Meghan Markle's Advice From Her Childhood Will Empower You To Embrace The Skin You're In, Too
It's no secret that being an actor in Hollywood is rife with challenges. From enduring countless rejections to being told you aren't this or that enough for a role, you need more than a thick skin to survive — especially if you're a woman of color. But a certain Suits star has a great quote that keeps her going. Advice Meghan Markle received from her father as a child reaffirms her self-esteem.
The biracial actor told Allure magazine that prior to getting her big break on TV she was being labeled as "ethnically ambiguous" by casting directors who disregarded her mixed race background. The disassociation only got worse as Markle gained more success after she noticed photographers regularly altering her skin tone to appear lighter and airbrushing her freckles from photographs. However, the 35-year-old said she harkens back to a little quote from her father to keep her spirits up: "A face without freckles is a night without stars."
Sure, airbrushing freckles may seem superficial in the grand scheme of diversity and inclusion issues in Hollywood. But virtually erasing Markle's features sends a potentially harmful message to women of color who should be accepted as is. It says your features are too much. You aren't relatable. You aren't normal. In actuality, freckles, moles, darker skin, full lips, or curly hair don't make women of color worth any less than women with straight hair, thin lips, and no beauty marks. These features should be celebrated, incorporated into every narrative as the norm, and remain untouched.
Yet it took Markle quite some time and several awkward encounters dealing with colorism in casting calls before her father's words truly stuck.
The Northwestern University graduate told Allure she first learned about colorism while taking an African-American studies class. Prior to that, Markle, whose mother is black and father is white, said she often felt ostracized by both races. "It was the first time I could put a name to feeling too light in the black community, too mixed in the white community. For castings, I was labeled 'ethnically ambiguous' Was I Latina?

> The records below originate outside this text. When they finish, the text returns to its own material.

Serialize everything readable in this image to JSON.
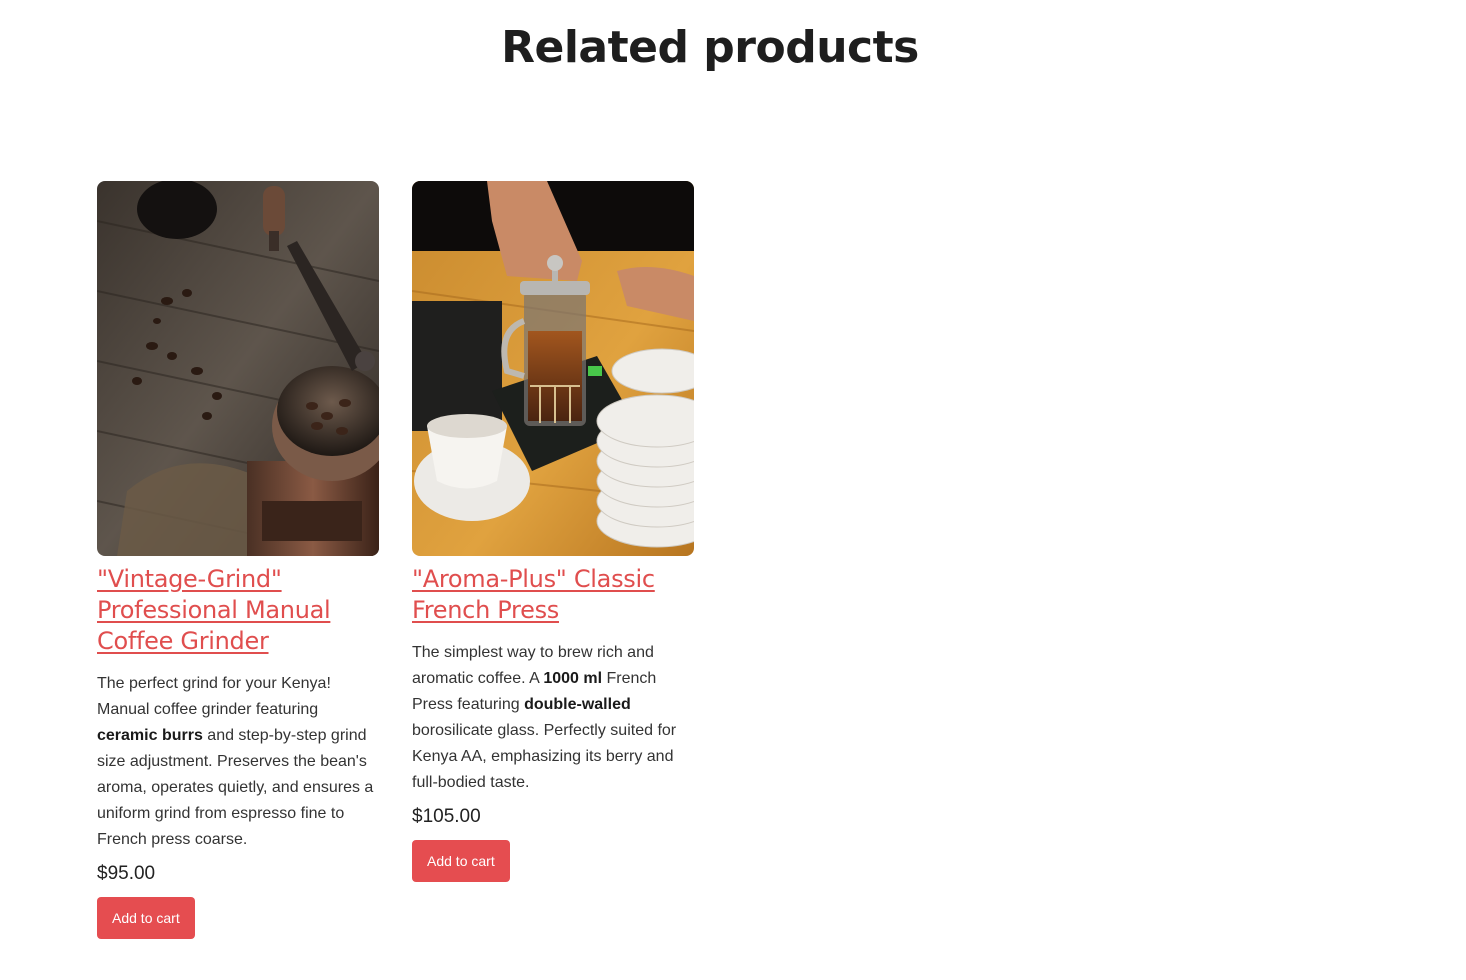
{
  "section": {
    "title": "Related products"
  },
  "products": [
    {
      "title": "\"Vintage-Grind\" Professional Manual Coffee Grinder",
      "image": "manual-coffee-grinder-photo",
      "desc": {
        "p1": "The perfect grind for your Kenya! Manual coffee grinder featuring ",
        "b1": "ceramic burrs",
        "p2": " and step-by-step grind size adjustment. Preserves the bean's aroma, operates quietly, and ensures a uniform grind from espresso fine to French press coarse."
      },
      "price": "$95.00",
      "button": "Add to cart"
    },
    {
      "title": "\"Aroma-Plus\" Classic French Press",
      "image": "french-press-photo",
      "desc": {
        "p1": "The simplest way to brew rich and aromatic coffee. A ",
        "b1": "1000 ml",
        "p2": " French Press featuring ",
        "b2": "double-walled",
        "p3": " borosilicate glass. Perfectly suited for Kenya AA, emphasizing its berry and full-bodied taste."
      },
      "price": "$105.00",
      "button": "Add to cart"
    }
  ],
  "colors": {
    "accent": "#e54d50",
    "link": "#e04e4e",
    "text": "#333333"
  }
}
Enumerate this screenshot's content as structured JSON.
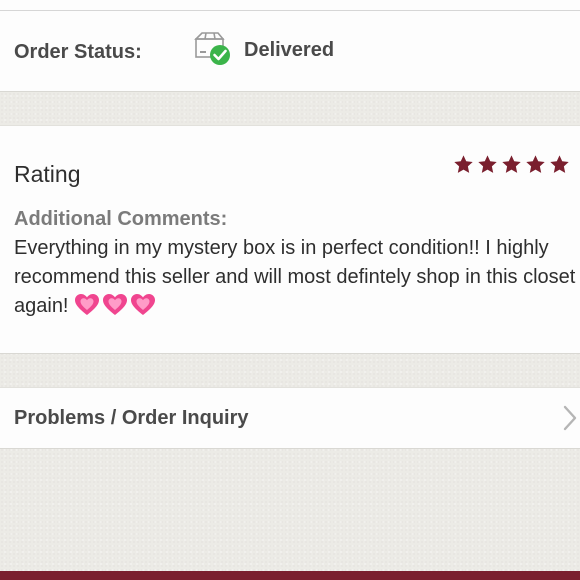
{
  "order_status": {
    "label": "Order Status:",
    "value": "Delivered",
    "icon": "delivered-box-check-icon",
    "icon_check_color": "#3bb44a"
  },
  "rating": {
    "title": "Rating",
    "stars": 5,
    "max_stars": 5,
    "star_color": "#7a1f2e",
    "comments_label": "Additional Comments:",
    "comments_text": "Everything in my mystery box is in perfect condition!! I highly recommend this seller and will most defintely shop in this closet again!",
    "emoji_hearts": 3
  },
  "inquiry": {
    "label": "Problems / Order Inquiry"
  },
  "colors": {
    "brand": "#7a1f2e",
    "text_dark": "#2e2e2e",
    "text_medium": "#4a4a4a",
    "text_muted": "#7b7b7b",
    "heart": "#f0458f"
  }
}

Sephardic? 'Exotic Caucasian?'"
The actor explained to Allure that with her father's advice in mind she refuses to allow colorism to compromise her identity. By embracing the freckles and complexion she was born with, Markle is making a bold statement: having these features does not make her "exotic" or more or less black or white. She won't settle for being seen as anything other than who she is, and neither should anyone else.